Chuck Bronson here is Vince Majestyk, the toughest struggling melon farmer in all of Colorado, if not the entire western United States. He’s a decorated ‘Nam vet, but also an ex-con over a dubious violent assault (a bar fight, which we know full-well that a reserved guy like Chuck didn’t start). This means that the small town police department already don’t like him because of his record. Also, the local, wet-behind-the-ears wannabe crime lord has it in for him because Chuck resists his efforts at weaseling into his melon profits. Along the way, Mr. Bronson further crosses paths with, and humiliates, a big-time professional hit man who now wants revenge. About the only people on his side are the migrant workers he hires.

Meanwhile, none of the bad guys realize that Bronson is a war-hardened badass and a clever strategist behind his calm exterior. They all think that he’s some yokel who’s gonna be an easy kill, but he’s the furthest thing from it. The moment that he figures out the game, he’s five steps ahead of everyone else and the jerks don’t stand a chance. As bullets fly and a few cars get run off of cliffs, not too many of them live to see wah-wah guitar licks go out of fashion in film scores.

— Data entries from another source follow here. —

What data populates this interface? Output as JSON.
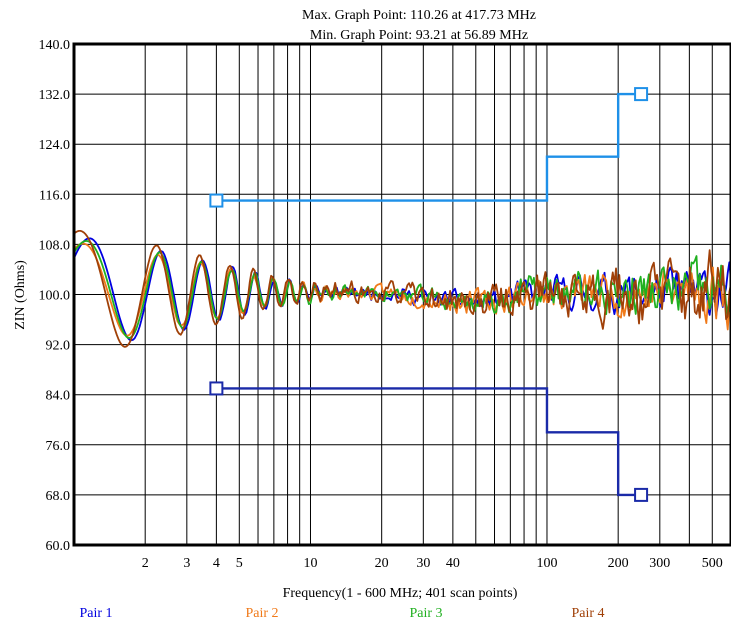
{
  "chart_data": {
    "type": "line",
    "title_lines": [
      "Max. Graph Point: 110.26 at 417.73 MHz",
      "Min. Graph Point: 93.21 at 56.89 MHz"
    ],
    "xlabel": "Frequency(1 - 600 MHz; 401 scan points)",
    "ylabel": "ZIN (Ohms)",
    "x_scale": "log",
    "xlim": [
      1,
      600
    ],
    "ylim": [
      60,
      140
    ],
    "y_ticks": [
      "60.0",
      "68.0",
      "76.0",
      "84.0",
      "92.0",
      "100.0",
      "108.0",
      "116.0",
      "124.0",
      "132.0",
      "140.0"
    ],
    "x_ticks": [
      {
        "value": 2,
        "label": "2"
      },
      {
        "value": 3,
        "label": "3"
      },
      {
        "value": 4,
        "label": "4"
      },
      {
        "value": 5,
        "label": "5"
      },
      {
        "value": 10,
        "label": "10"
      },
      {
        "value": 20,
        "label": "20"
      },
      {
        "value": 30,
        "label": "30"
      },
      {
        "value": 40,
        "label": "40"
      },
      {
        "value": 100,
        "label": "100"
      },
      {
        "value": 200,
        "label": "200"
      },
      {
        "value": 300,
        "label": "300"
      },
      {
        "value": 500,
        "label": "500"
      }
    ],
    "grid": true,
    "legend_position": "bottom",
    "limits": [
      {
        "name": "upper-limit",
        "color": "#1e90e8",
        "points": [
          [
            4,
            115
          ],
          [
            100,
            115
          ],
          [
            100,
            122
          ],
          [
            200,
            122
          ],
          [
            200,
            132
          ],
          [
            250,
            132
          ]
        ],
        "marker_at": [
          [
            4,
            115
          ],
          [
            250,
            132
          ]
        ]
      },
      {
        "name": "lower-limit",
        "color": "#1a2aa8",
        "points": [
          [
            4,
            85
          ],
          [
            100,
            85
          ],
          [
            100,
            78
          ],
          [
            200,
            78
          ],
          [
            200,
            68
          ],
          [
            250,
            68
          ]
        ],
        "marker_at": [
          [
            4,
            85
          ],
          [
            250,
            68
          ]
        ]
      }
    ],
    "series": [
      {
        "name": "Pair 1",
        "color": "#0000e0",
        "seed": 11,
        "amp": 9.0,
        "phase": 0.0,
        "hf_noise": 2.5
      },
      {
        "name": "Pair 2",
        "color": "#f07a1a",
        "seed": 23,
        "amp": 8.0,
        "phase": 0.06,
        "hf_noise": 3.0
      },
      {
        "name": "Pair 3",
        "color": "#20b020",
        "seed": 37,
        "amp": 8.5,
        "phase": 0.03,
        "hf_noise": 3.0
      },
      {
        "name": "Pair 4",
        "color": "#a04008",
        "seed": 53,
        "amp": 10.0,
        "phase": 0.09,
        "hf_noise": 3.8
      }
    ]
  }
}
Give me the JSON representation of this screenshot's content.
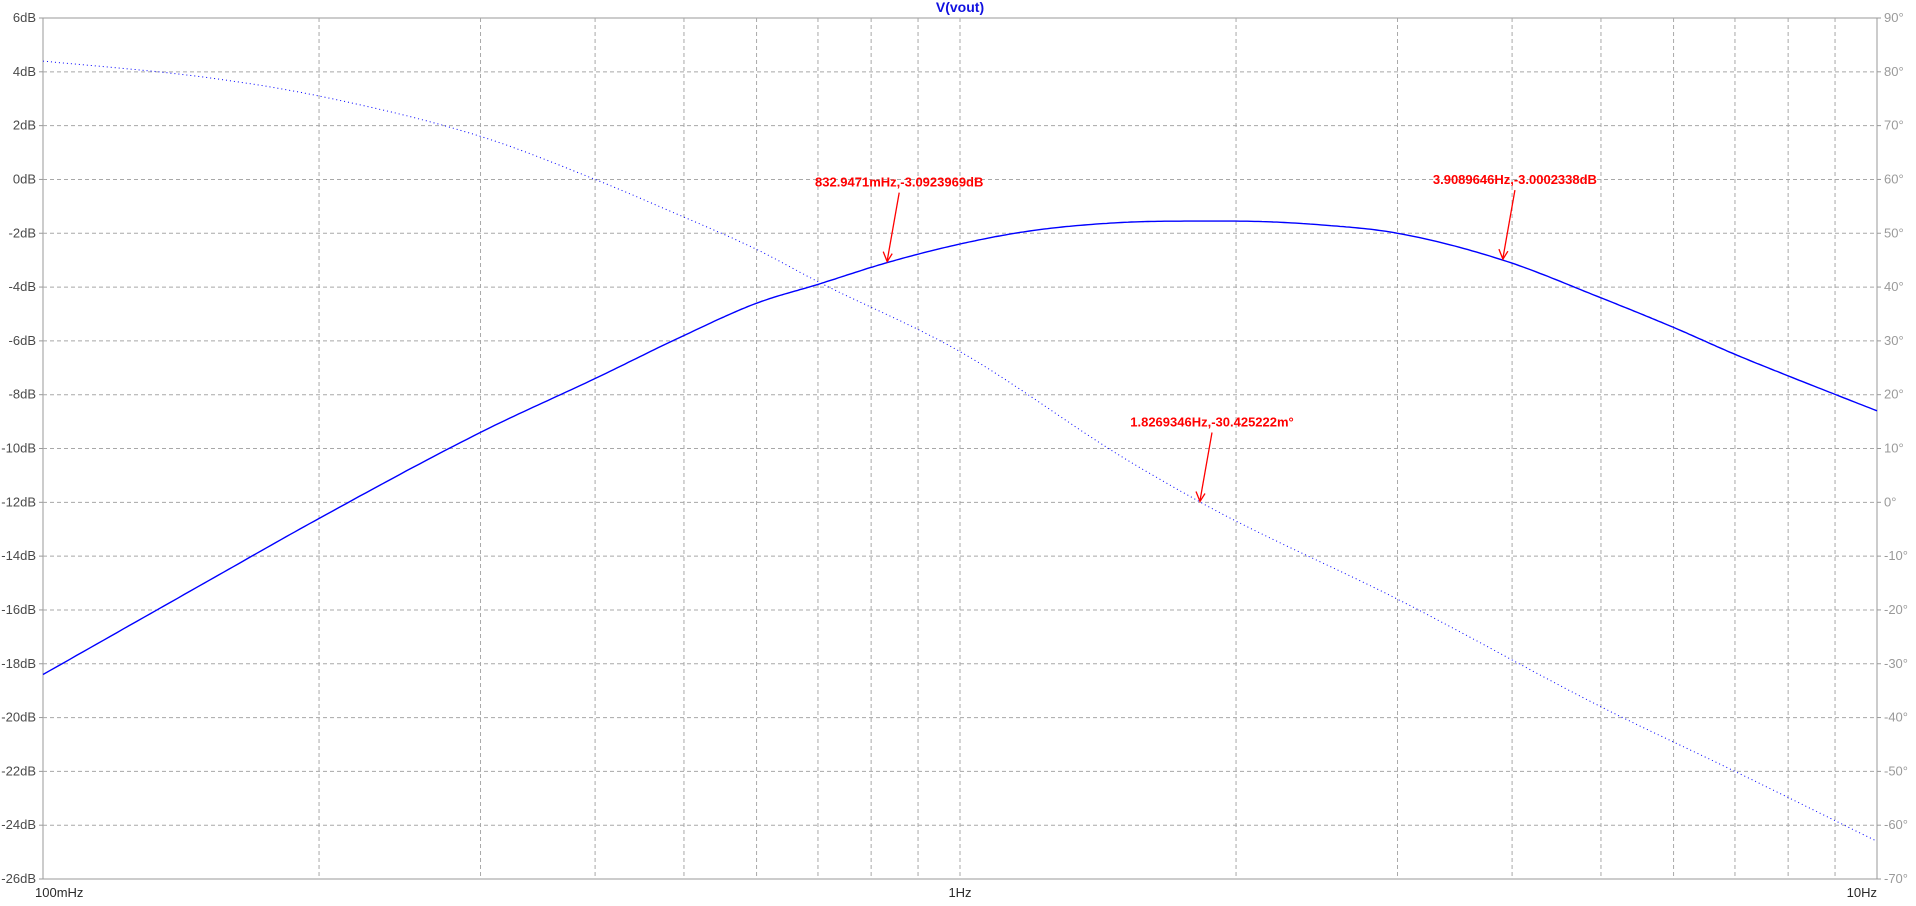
{
  "chart_data": {
    "type": "line",
    "title": "V(vout)",
    "x_scale": "log",
    "xlim_hz": [
      0.1,
      10
    ],
    "x_tick_labels": [
      "100mHz",
      "1Hz",
      "10Hz"
    ],
    "y_left": {
      "unit": "dB",
      "ylim": [
        -26,
        6
      ],
      "tick_labels": [
        "6dB",
        "4dB",
        "2dB",
        "0dB",
        "-2dB",
        "-4dB",
        "-6dB",
        "-8dB",
        "-10dB",
        "-12dB",
        "-14dB",
        "-16dB",
        "-18dB",
        "-20dB",
        "-22dB",
        "-24dB",
        "-26dB"
      ]
    },
    "y_right": {
      "unit": "°",
      "ylim": [
        -70,
        90
      ],
      "tick_labels": [
        "90°",
        "80°",
        "70°",
        "60°",
        "50°",
        "40°",
        "30°",
        "20°",
        "10°",
        "0°",
        "-10°",
        "-20°",
        "-30°",
        "-40°",
        "-50°",
        "-60°",
        "-70°"
      ]
    },
    "grid": true,
    "series": [
      {
        "color": "#0000ff",
        "style": "solid",
        "axis": "left",
        "x": [
          0.1,
          0.15,
          0.2,
          0.3,
          0.4,
          0.5,
          0.6,
          0.7,
          0.833,
          1.0,
          1.2,
          1.5,
          1.83,
          2.0,
          2.5,
          3.0,
          3.91,
          5.0,
          6.0,
          7.0,
          8.0,
          10.0
        ],
        "y": [
          -18.4,
          -15.0,
          -12.6,
          -9.4,
          -7.4,
          -5.8,
          -4.6,
          -3.9,
          -3.09,
          -2.4,
          -1.9,
          -1.6,
          -1.55,
          -1.55,
          -1.7,
          -2.0,
          -3.0,
          -4.4,
          -5.5,
          -6.5,
          -7.3,
          -8.6
        ]
      },
      {
        "color": "#0000ff",
        "style": "dotted",
        "axis": "right",
        "x": [
          0.1,
          0.15,
          0.2,
          0.3,
          0.4,
          0.5,
          0.6,
          0.7,
          1.0,
          1.5,
          1.83,
          2.0,
          3.0,
          5.0,
          7.0,
          10.0
        ],
        "y": [
          82.0,
          79.0,
          75.5,
          68.0,
          60.0,
          53.0,
          47.0,
          41.0,
          28.0,
          8.5,
          0.0,
          -3.5,
          -18.0,
          -38.0,
          -50.0,
          -63.0
        ]
      }
    ],
    "annotations": [
      {
        "text": "832.9471mHz,-3.0923969dB",
        "x": 0.8329471,
        "y": -3.0923969,
        "axis": "left"
      },
      {
        "text": "3.9089646Hz,-3.0002338dB",
        "x": 3.9089646,
        "y": -3.0002338,
        "axis": "left"
      },
      {
        "text": "1.8269346Hz,-30.425222m°",
        "x": 1.8269346,
        "y": -0.030425222,
        "axis": "right"
      }
    ]
  }
}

Screenplay by Elmore Leonard, who also wrote the novelization (from what I understand, the novel came after the screenplay). There are some parallels here with First Blood. Trade Stallone’s muscles for Bronson’s wrinkles. Also, trade Stallone’s crying scene for Bronson’s romance with pretty Mexican melon-picker Linda Cristal. If you’re just watching the movies, it’s tempting to call this film a forebear to Rambo, but Rambo actually came first via the 1972 novel First Blood by David Morrell. Both characters were created from the same hot and bubbling late 60s, early 70s cultural soup. They were two survivors of an unpopular war who now just want to be left alone. But people won’t leave ’em alone. One thing leads to another and these guys end up, against their wishes, back in combat all over again, but this time on home turf. They can’t call the police because the police are part of the problem. On the bright side, both Majestyk and Rambo are pretty good at killing.